George Laforce (1861-1933)

[by Holly Sammons, 14 Dec 2023]

My great grandfather George LAFORCE was born on the 14th of December 1861 in the town of Chesterfield in Essex County, New York. He was baptized two weeks later on the 29th day of December in the St. John the Baptist Church in Keeseville, N.Y. [1] 

George was the second son of Francois Xavier LAFORCE and Flavie FILLION [PHILION].  His older brother Francois Xavier died in July of that year (1861) at the age of 1 year and 3 days.[2]

When George was born his mother Flavie was about twenty years old and his father Francois [Francis] was about twenty-three. A year later, in August of 1862, George’s father would enlist with the 153rd NY Volunteers as a private.

He would serve with Company I, of the 153rd Regiment of the NY Volunteers until he was mortally wounded at the Battle of Opequan Creek 19 September 1864; he died six days later in Winchester, Virginia. According to his widow’s pension application, Francois Xavier Laforce was buried somewhere near the Opequan Creek.[3]

After the death of George’s father, his mother Flavie died in May of 1865, leaving George an orphan before he reached his fourth birthday. After the death of his parents, the courts appointed a guardian for George, but census records indicate he probably lived with his paternal grandparents, Paul and Zoe LaBONTE LAFORCE.

George married Irene WATSON probably in about 1888.[4] They lived in the Essex and Clinton County area of northern New York, in Vermont and in Parish, Oswego County New York where they both were buried in the Pleasant Lawn Cemetery. Their son Oscar George Laforce, my grandfather, was born in Charlotte, Vermont in 1894.

I have found a few details of George LaForce’s life as an adult. The Civil War pension application that his mother began before her death provides great detail about George’s birth and baptism, his parents’ marriage and his father’s military service and death during the Civil War.

In the 1900 census Irene Laforce was the head of household living with seven of her children but not her husband George.  George has not been found in any 1900 census. Ten years later (1910) Irene was again recorded as the head of the household, this time living in Burlington, Vermont; George was not found in the 1910 census.  The pattern continues into 1920 with Irene still living in Burlington and no husband, George, in her household.  A George Laforce was recorded in 1920; he was a resident at the St. Lawrence State Hospital in Ogdensburg, N.Y. The age matches but more information is needed to confirm that this is the right George Laforce.  If he was hospitalized it may explain his absence in earlier census records.

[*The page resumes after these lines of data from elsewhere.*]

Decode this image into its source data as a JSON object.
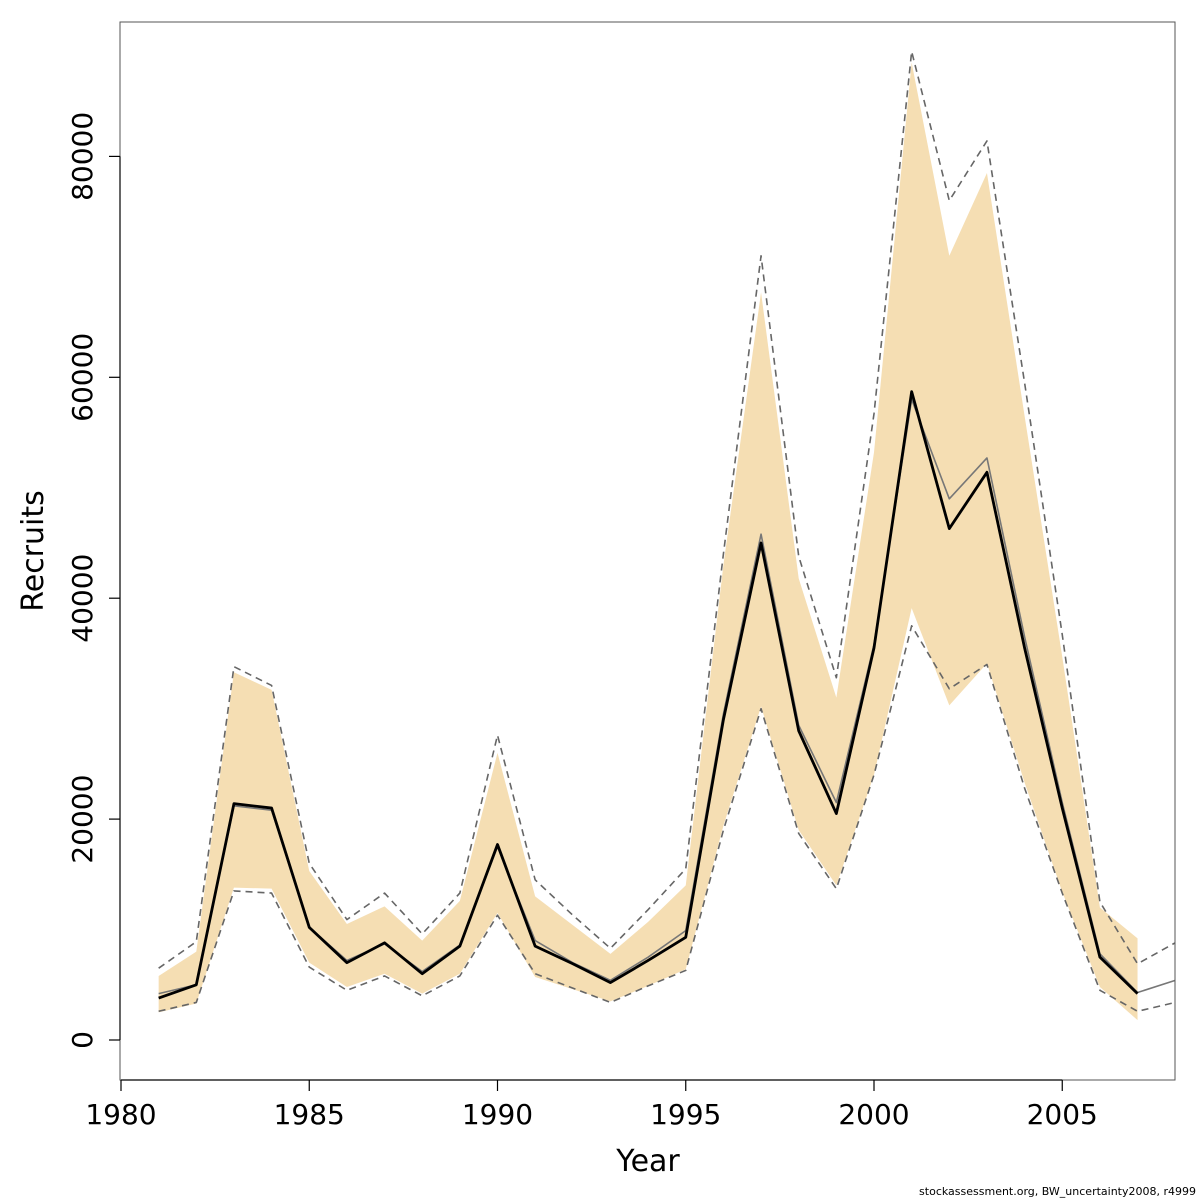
{
  "chart_data": {
    "type": "area",
    "title": "",
    "xlabel": "Year",
    "ylabel": "Recruits",
    "xlim": [
      1981,
      2008
    ],
    "ylim": [
      -3500,
      92000
    ],
    "x_ticks": [
      1980,
      1985,
      1990,
      1995,
      2000,
      2005
    ],
    "y_ticks": [
      0,
      20000,
      40000,
      60000,
      80000
    ],
    "grid": false,
    "legend": "none",
    "x": [
      1981,
      1982,
      1983,
      1984,
      1985,
      1986,
      1987,
      1988,
      1989,
      1990,
      1991,
      1992,
      1993,
      1994,
      1995,
      1996,
      1997,
      1998,
      1999,
      2000,
      2001,
      2002,
      2003,
      2004,
      2005,
      2006,
      2007
    ],
    "series": [
      {
        "role": "median",
        "values": [
          3800,
          5000,
          21400,
          21000,
          10200,
          7000,
          8800,
          6000,
          8500,
          17700,
          8500,
          6900,
          5200,
          7200,
          9300,
          29000,
          45000,
          28000,
          20500,
          35500,
          58700,
          46300,
          51400,
          35500,
          21000,
          7500,
          4200
        ]
      },
      {
        "role": "upper-band",
        "values": [
          5800,
          8000,
          33300,
          31700,
          15300,
          10500,
          12100,
          9000,
          12600,
          26000,
          13000,
          10400,
          7800,
          10700,
          14000,
          43000,
          67700,
          41800,
          31000,
          53200,
          88500,
          71000,
          78500,
          56500,
          34700,
          12000,
          9200
        ]
      },
      {
        "role": "lower-band",
        "values": [
          2500,
          3300,
          13800,
          13700,
          7000,
          4800,
          6000,
          4200,
          6000,
          11500,
          5700,
          4600,
          3500,
          4900,
          6400,
          19400,
          30200,
          19000,
          14000,
          24000,
          39100,
          30300,
          34100,
          23300,
          13400,
          4800,
          1800
        ]
      },
      {
        "role": "point-estimate",
        "x": [
          1981,
          1982,
          1983,
          1984,
          1985,
          1986,
          1987,
          1988,
          1989,
          1990,
          1991,
          1992,
          1993,
          1994,
          1995,
          1996,
          1997,
          1998,
          1999,
          2000,
          2001,
          2002,
          2003,
          2004,
          2005,
          2006,
          2007,
          2008
        ],
        "values": [
          4200,
          5000,
          21200,
          20800,
          10200,
          7200,
          8700,
          6200,
          8600,
          17500,
          9000,
          7000,
          5400,
          7500,
          9900,
          29500,
          45800,
          28500,
          21500,
          35800,
          58000,
          49000,
          52700,
          36500,
          21500,
          7800,
          4300,
          5400
        ]
      },
      {
        "role": "upper-dashed",
        "x": [
          1981,
          1982,
          1983,
          1984,
          1985,
          1986,
          1987,
          1988,
          1989,
          1990,
          1991,
          1992,
          1993,
          1994,
          1995,
          1996,
          1997,
          1998,
          1999,
          2000,
          2001,
          2002,
          2003,
          2004,
          2005,
          2006,
          2007,
          2008
        ],
        "values": [
          6500,
          8900,
          33800,
          32100,
          16000,
          10900,
          13300,
          9600,
          13300,
          27600,
          14500,
          11300,
          8300,
          11800,
          15500,
          44000,
          71000,
          43800,
          32800,
          56700,
          89500,
          76000,
          81400,
          59500,
          36700,
          12500,
          6900,
          8800
        ]
      },
      {
        "role": "lower-dashed",
        "x": [
          1981,
          1982,
          1983,
          1984,
          1985,
          1986,
          1987,
          1988,
          1989,
          1990,
          1991,
          1992,
          1993,
          1994,
          1995,
          1996,
          1997,
          1998,
          1999,
          2000,
          2001,
          2002,
          2003,
          2004,
          2005,
          2006,
          2007,
          2008
        ],
        "values": [
          2600,
          3400,
          13500,
          13300,
          6600,
          4500,
          5800,
          4000,
          5800,
          11300,
          6000,
          4700,
          3400,
          4900,
          6300,
          19000,
          30000,
          18700,
          13700,
          24000,
          37500,
          31800,
          34000,
          22800,
          13300,
          4500,
          2600,
          3400
        ]
      }
    ],
    "colors": {
      "band": "#F5DEB3",
      "median": "#000000",
      "point_estimate": "#777777",
      "dashed": "#666666",
      "axis": "#000000"
    }
  },
  "footer": {
    "credit": "stockassessment.org, BW_uncertainty2008, r4999"
  }
}
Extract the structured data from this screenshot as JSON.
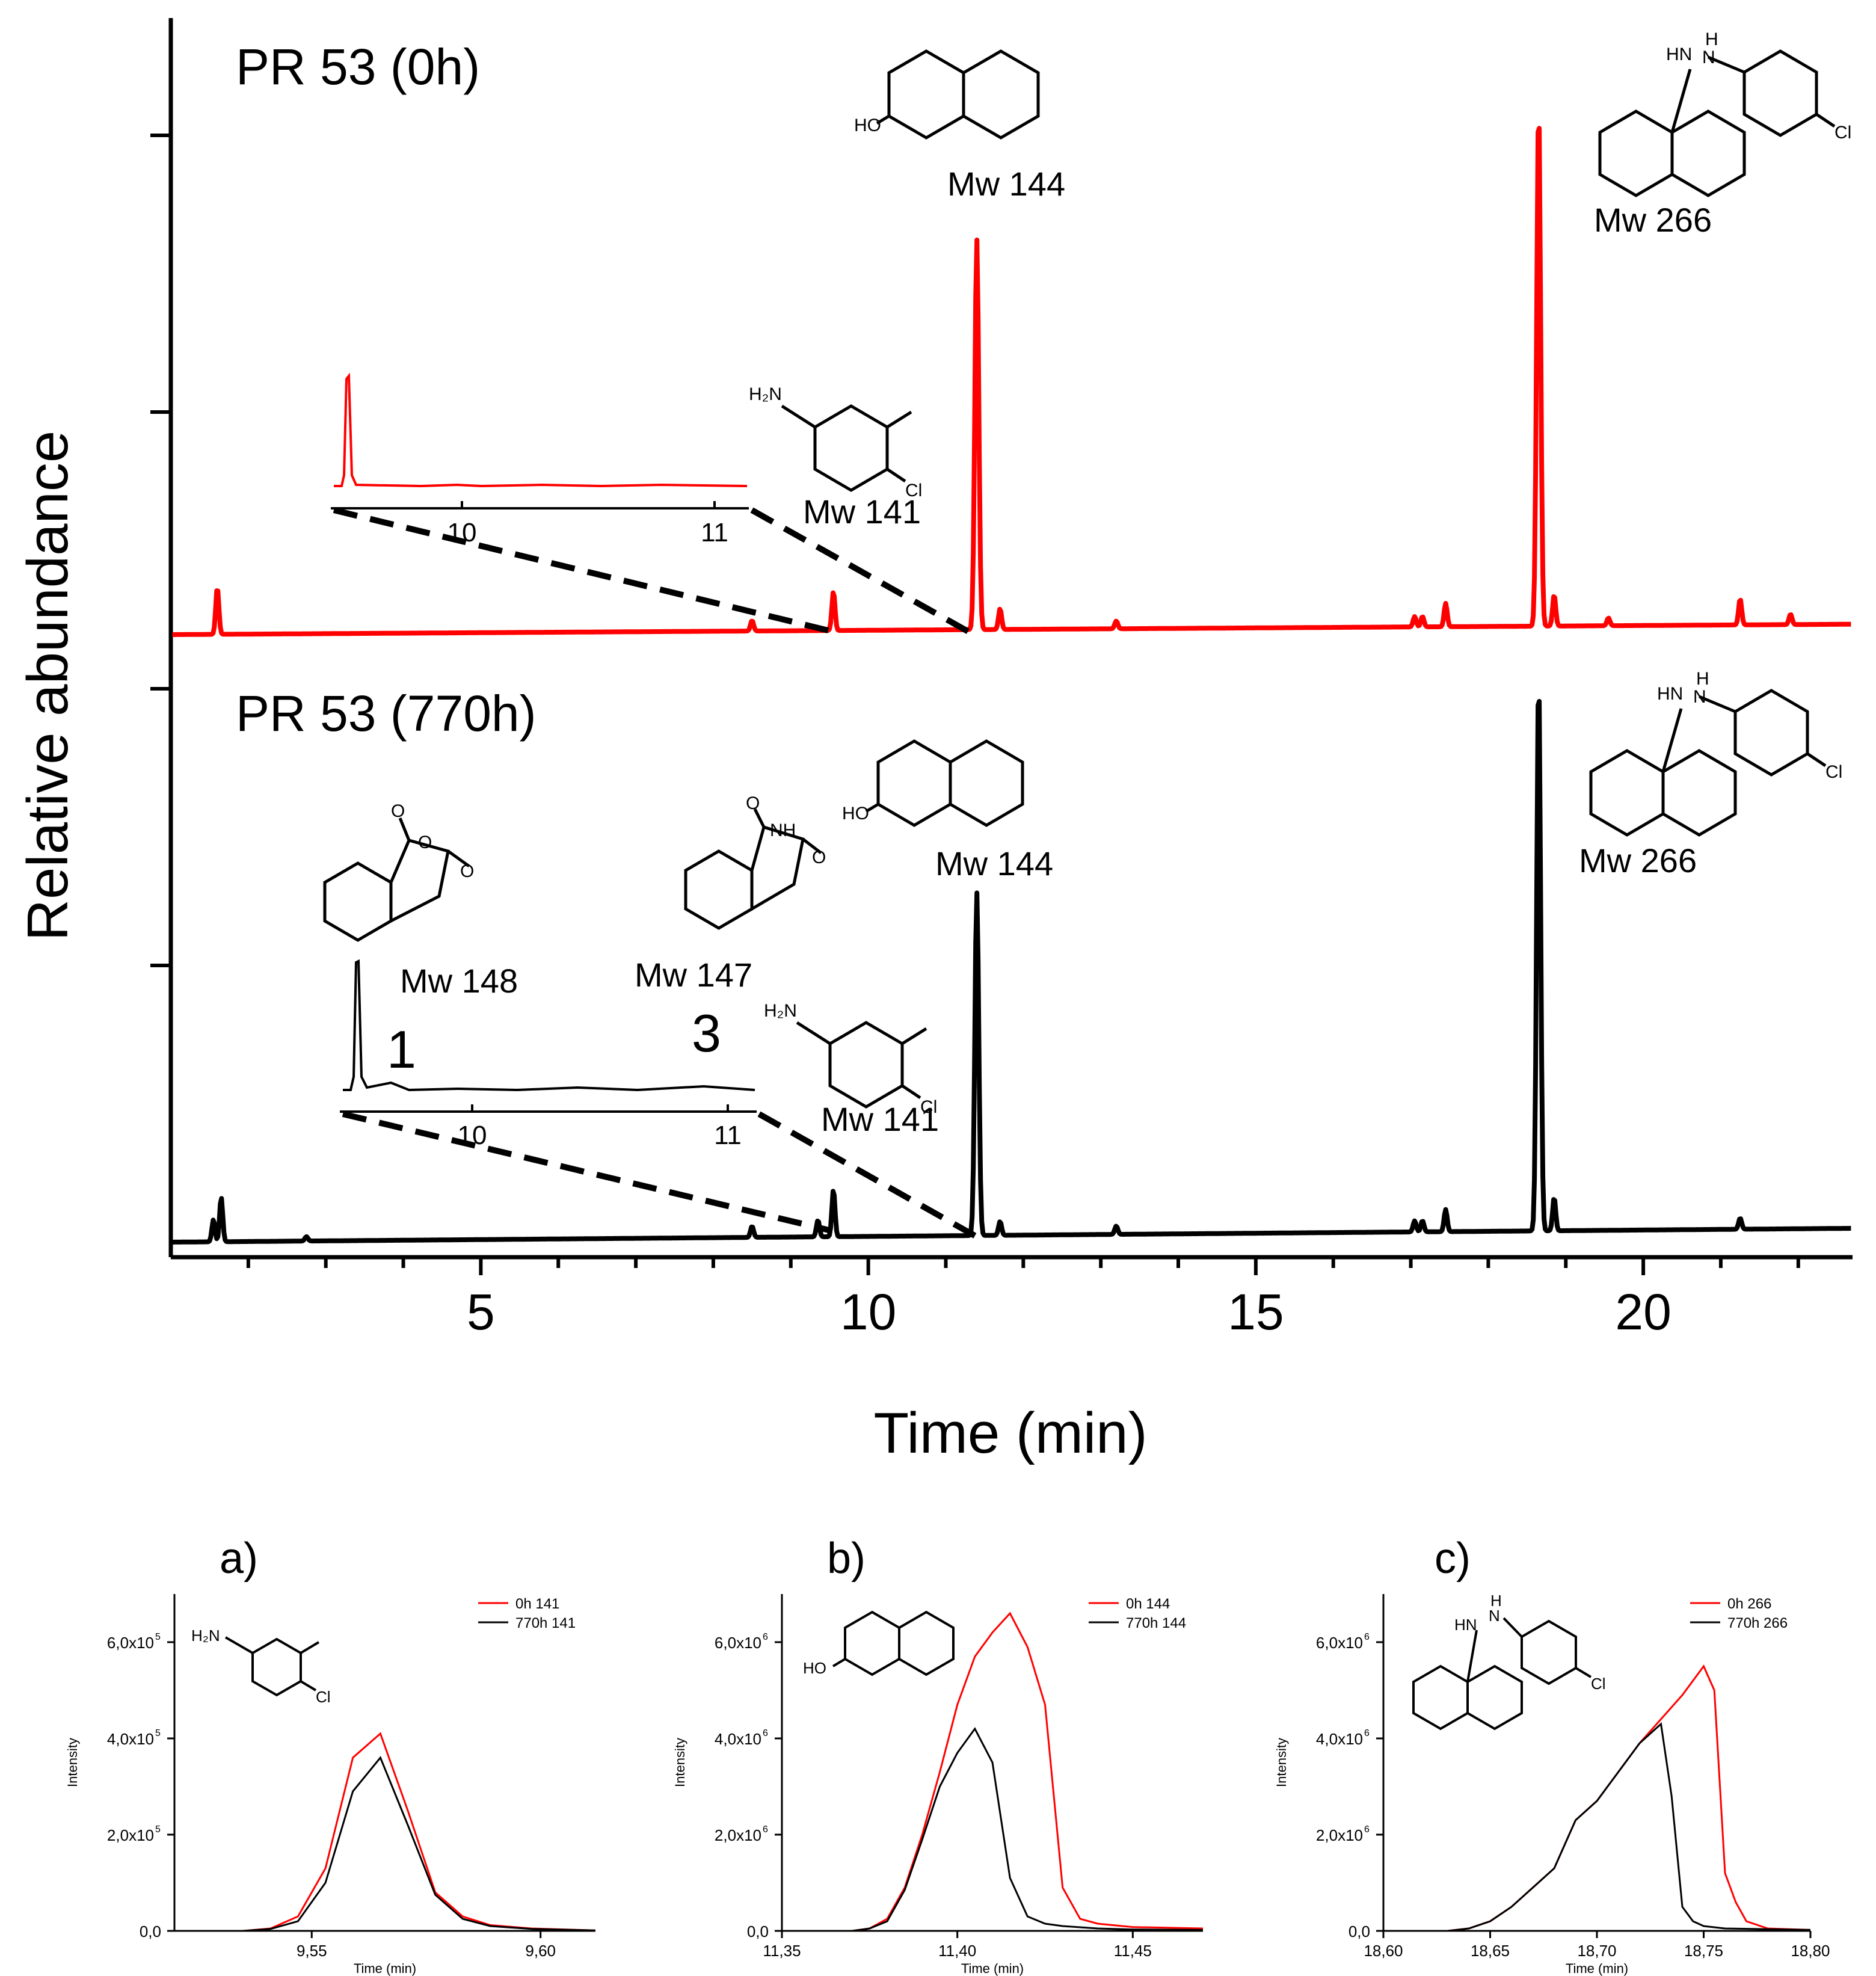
{
  "colors": {
    "trace_0h": "#ff0000",
    "trace_770h": "#000000",
    "axis": "#000000"
  },
  "chart_data": [
    {
      "type": "line",
      "id": "main",
      "title": "",
      "xlabel": "Time (min)",
      "ylabel": "Relative abundance",
      "xlim": [
        1,
        22.7
      ],
      "xticks": [
        5,
        10,
        15,
        20
      ],
      "xtick_labels": [
        "5",
        "10",
        "15",
        "20"
      ],
      "yticks_top": [
        0.5,
        0.75
      ],
      "yticks_bottom": [
        0.5,
        1.0
      ],
      "series": [
        {
          "name": "PR 53 (0h)",
          "color": "#ff0000",
          "baseline": 0.0,
          "baseline_end": 0.04,
          "peaks": [
            {
              "x": 1.6,
              "h": 0.09
            },
            {
              "x": 8.5,
              "h": 0.02
            },
            {
              "x": 9.55,
              "h": 0.075
            },
            {
              "x": 11.4,
              "h": 0.75
            },
            {
              "x": 11.7,
              "h": 0.04
            },
            {
              "x": 13.2,
              "h": 0.015
            },
            {
              "x": 17.05,
              "h": 0.02
            },
            {
              "x": 17.15,
              "h": 0.02
            },
            {
              "x": 17.45,
              "h": 0.045
            },
            {
              "x": 18.65,
              "h": 1.0
            },
            {
              "x": 18.85,
              "h": 0.06
            },
            {
              "x": 19.55,
              "h": 0.015
            },
            {
              "x": 21.25,
              "h": 0.05
            },
            {
              "x": 21.9,
              "h": 0.02
            }
          ],
          "labels": [
            {
              "text": "Mw 144",
              "x": 11.4
            },
            {
              "text": "Mw 266",
              "x": 18.65
            },
            {
              "text": "Mw 141",
              "x": 9.55
            }
          ]
        },
        {
          "name": "PR 53 (770h)",
          "color": "#000000",
          "baseline": 0.0,
          "baseline_end": 0.05,
          "peaks": [
            {
              "x": 1.55,
              "h": 0.04
            },
            {
              "x": 1.65,
              "h": 0.08
            },
            {
              "x": 2.75,
              "h": 0.008
            },
            {
              "x": 8.5,
              "h": 0.02
            },
            {
              "x": 9.35,
              "h": 0.03
            },
            {
              "x": 9.55,
              "h": 0.085
            },
            {
              "x": 11.4,
              "h": 0.62
            },
            {
              "x": 11.7,
              "h": 0.025
            },
            {
              "x": 13.2,
              "h": 0.015
            },
            {
              "x": 17.05,
              "h": 0.02
            },
            {
              "x": 17.15,
              "h": 0.02
            },
            {
              "x": 17.45,
              "h": 0.04
            },
            {
              "x": 18.65,
              "h": 1.0
            },
            {
              "x": 18.85,
              "h": 0.06
            },
            {
              "x": 21.25,
              "h": 0.02
            }
          ],
          "labels": [
            {
              "text": "Mw 144",
              "x": 11.4
            },
            {
              "text": "Mw 266",
              "x": 18.65
            },
            {
              "text": "Mw 148",
              "x": 9.35
            },
            {
              "text": "Mw 147",
              "x": 9.55
            },
            {
              "text": "Mw 141",
              "x": 9.55
            }
          ],
          "numbers": [
            "1",
            "3"
          ]
        }
      ],
      "insets": [
        {
          "panel": "0h",
          "xlim": [
            9.5,
            11.15
          ],
          "ticks": [
            "10",
            "11"
          ],
          "peak_x": 9.55
        },
        {
          "panel": "770h",
          "xlim": [
            9.5,
            11.1
          ],
          "ticks": [
            "10",
            "11"
          ],
          "peak_x": 9.55
        }
      ]
    },
    {
      "type": "line",
      "id": "a",
      "panel_label": "a)",
      "xlabel": "Time (min)",
      "ylabel": "Intensity",
      "xlim": [
        9.52,
        9.612
      ],
      "ylim": [
        0,
        700000
      ],
      "xticks": [
        9.55,
        9.6
      ],
      "xtick_labels": [
        "9,55",
        "9,60"
      ],
      "yticks": [
        0,
        200000,
        400000,
        600000
      ],
      "ytick_mantissa": [
        "0,0",
        "2,0x10",
        "4,0x10",
        "6,0x10"
      ],
      "ytick_exponent": [
        "",
        "5",
        "5",
        "5"
      ],
      "legend": [
        "0h 141",
        "770h 141"
      ],
      "series": [
        {
          "name": "0h 141",
          "color": "#ff0000",
          "x": [
            9.52,
            9.535,
            9.541,
            9.547,
            9.553,
            9.559,
            9.565,
            9.571,
            9.577,
            9.583,
            9.589,
            9.598,
            9.612
          ],
          "y": [
            0,
            0,
            5000,
            30000,
            130000,
            360000,
            410000,
            250000,
            80000,
            30000,
            12000,
            5000,
            1000
          ]
        },
        {
          "name": "770h 141",
          "color": "#000000",
          "x": [
            9.52,
            9.535,
            9.541,
            9.547,
            9.553,
            9.559,
            9.565,
            9.571,
            9.577,
            9.583,
            9.589,
            9.598,
            9.612
          ],
          "y": [
            0,
            0,
            4000,
            20000,
            100000,
            290000,
            360000,
            220000,
            75000,
            25000,
            10000,
            4000,
            1000
          ]
        }
      ]
    },
    {
      "type": "line",
      "id": "b",
      "panel_label": "b)",
      "xlabel": "Time (min)",
      "ylabel": "Intensity",
      "xlim": [
        11.35,
        11.47
      ],
      "ylim": [
        0,
        7000000
      ],
      "xticks": [
        11.35,
        11.4,
        11.45
      ],
      "xtick_labels": [
        "11,35",
        "11,40",
        "11,45"
      ],
      "yticks": [
        0,
        2000000,
        4000000,
        6000000
      ],
      "ytick_mantissa": [
        "0,0",
        "2,0x10",
        "4,0x10",
        "6,0x10"
      ],
      "ytick_exponent": [
        "",
        "6",
        "6",
        "6"
      ],
      "legend": [
        "0h 144",
        "770h 144"
      ],
      "series": [
        {
          "name": "0h 144",
          "color": "#ff0000",
          "x": [
            11.35,
            11.37,
            11.375,
            11.38,
            11.385,
            11.39,
            11.395,
            11.4,
            11.405,
            11.41,
            11.415,
            11.42,
            11.425,
            11.43,
            11.435,
            11.44,
            11.45,
            11.47
          ],
          "y": [
            0,
            0,
            50000,
            250000,
            900000,
            2000000,
            3300000,
            4700000,
            5700000,
            6200000,
            6600000,
            5900000,
            4700000,
            900000,
            250000,
            150000,
            80000,
            50000
          ]
        },
        {
          "name": "770h 144",
          "color": "#000000",
          "x": [
            11.35,
            11.37,
            11.375,
            11.38,
            11.385,
            11.39,
            11.395,
            11.4,
            11.405,
            11.41,
            11.415,
            11.42,
            11.425,
            11.43,
            11.44,
            11.45,
            11.47
          ],
          "y": [
            0,
            0,
            50000,
            200000,
            850000,
            1900000,
            3000000,
            3700000,
            4200000,
            3500000,
            1100000,
            300000,
            150000,
            100000,
            50000,
            30000,
            20000
          ]
        }
      ]
    },
    {
      "type": "line",
      "id": "c",
      "panel_label": "c)",
      "xlabel": "Time (min)",
      "ylabel": "Intensity",
      "xlim": [
        18.6,
        18.8
      ],
      "ylim": [
        0,
        7000000
      ],
      "xticks": [
        18.6,
        18.65,
        18.7,
        18.75,
        18.8
      ],
      "xtick_labels": [
        "18,60",
        "18,65",
        "18,70",
        "18,75",
        "18,80"
      ],
      "yticks": [
        0,
        2000000,
        4000000,
        6000000
      ],
      "ytick_mantissa": [
        "0,0",
        "2,0x10",
        "4,0x10",
        "6,0x10"
      ],
      "ytick_exponent": [
        "",
        "6",
        "6",
        "6"
      ],
      "legend": [
        "0h 266",
        "770h 266"
      ],
      "series": [
        {
          "name": "0h 266",
          "color": "#ff0000",
          "x": [
            18.6,
            18.63,
            18.64,
            18.65,
            18.66,
            18.67,
            18.68,
            18.69,
            18.7,
            18.71,
            18.72,
            18.73,
            18.74,
            18.75,
            18.755,
            18.76,
            18.765,
            18.77,
            18.78,
            18.8
          ],
          "y": [
            0,
            0,
            50000,
            200000,
            500000,
            900000,
            1300000,
            2300000,
            2700000,
            3300000,
            3900000,
            4400000,
            4900000,
            5500000,
            5000000,
            1200000,
            600000,
            200000,
            50000,
            20000
          ]
        },
        {
          "name": "770h 266",
          "color": "#000000",
          "x": [
            18.6,
            18.63,
            18.64,
            18.65,
            18.66,
            18.67,
            18.68,
            18.69,
            18.7,
            18.71,
            18.72,
            18.73,
            18.735,
            18.74,
            18.745,
            18.75,
            18.76,
            18.8
          ],
          "y": [
            0,
            0,
            50000,
            200000,
            500000,
            900000,
            1300000,
            2300000,
            2700000,
            3300000,
            3900000,
            4300000,
            2800000,
            500000,
            200000,
            100000,
            50000,
            20000
          ]
        }
      ]
    }
  ]
}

In 1930 George and Irene were living together in Parish, N.Y.; living next-door was their daughter Elizabeth, her husband and children.  At least one other child of George and Irene was also living in Parish at this time.

Three years later, 12 May 1933, at the age of 71, George dies in Parish, N.Y.  Looking back on a person’s life, almost seventy-two years of life and having so few details leaves a myriad of questions about what happened and why.  Why was George hospitalized? Why was he not with his wife and children for so many years? How was he affected by the death of his both his parents at such a young age?

There are no pictures I’ve ever seen of George. There are existing ones of his wife Irene. Irene lived seventeen years after George’s death; those years as a widow added to the years when they lived apart. It might mean that Irene spent most of her adult life living as a de facto widow.  To my knowledge no one living today remembers George or the missing details of his life.

We do know he was born in 1861 in Chesterfield, NY, to two young parents both of French descent, his father an immigrant, each of his grandparents immigrants and with those details we were able to fill in some of the pages of his life. Perhaps more will come to light one day?

I’ve included images of some records from the pension application first filed by Flavie Philion Laforce and then continued on behalf of her son George Laforce by his guardian, George Hallock.  The entire file is available on Fold3. It is the most fascinating and astounding file of information.

Pages from Civil War Pension Application, WC77190 (see note 3)

Sworn statement of Capt. McGuire on the death of Francis Lavorce [sic]

Statement of baptism of George Laforce from priest

Proof of death of mother Flavie Philion Laforce

[1] Virginia Easley DeMarce and Northern New York American-Canadian Genealogical Society, Parish St. John the Baptist Keeseville New York : Baptisms and Burials 1853-1880 (Plattsburgh, N.Y.: Society, 1987), 120.

[2] Ibid., p120 and B28.

[3] George Laforce, minors pension application no. WC77190; service for Francis Xavier Laforce ( Priv., Co.I., 153 NY Vols.); Case Files of Approved Pension Applications of Widows and Other Dependents of Civil War Veterans, ca. 1861 – ca. 1910; Record Group 15; Records of the Department of Veterans Affairs; National Archives, Washington, D.C.

[4] The 1900 census indicated they’d been married 22 years at that time. It also recorded that Irene was the mother of 11 children 9 of them currently living. Irene married George Laforce as a second husband and had children from her first marriage.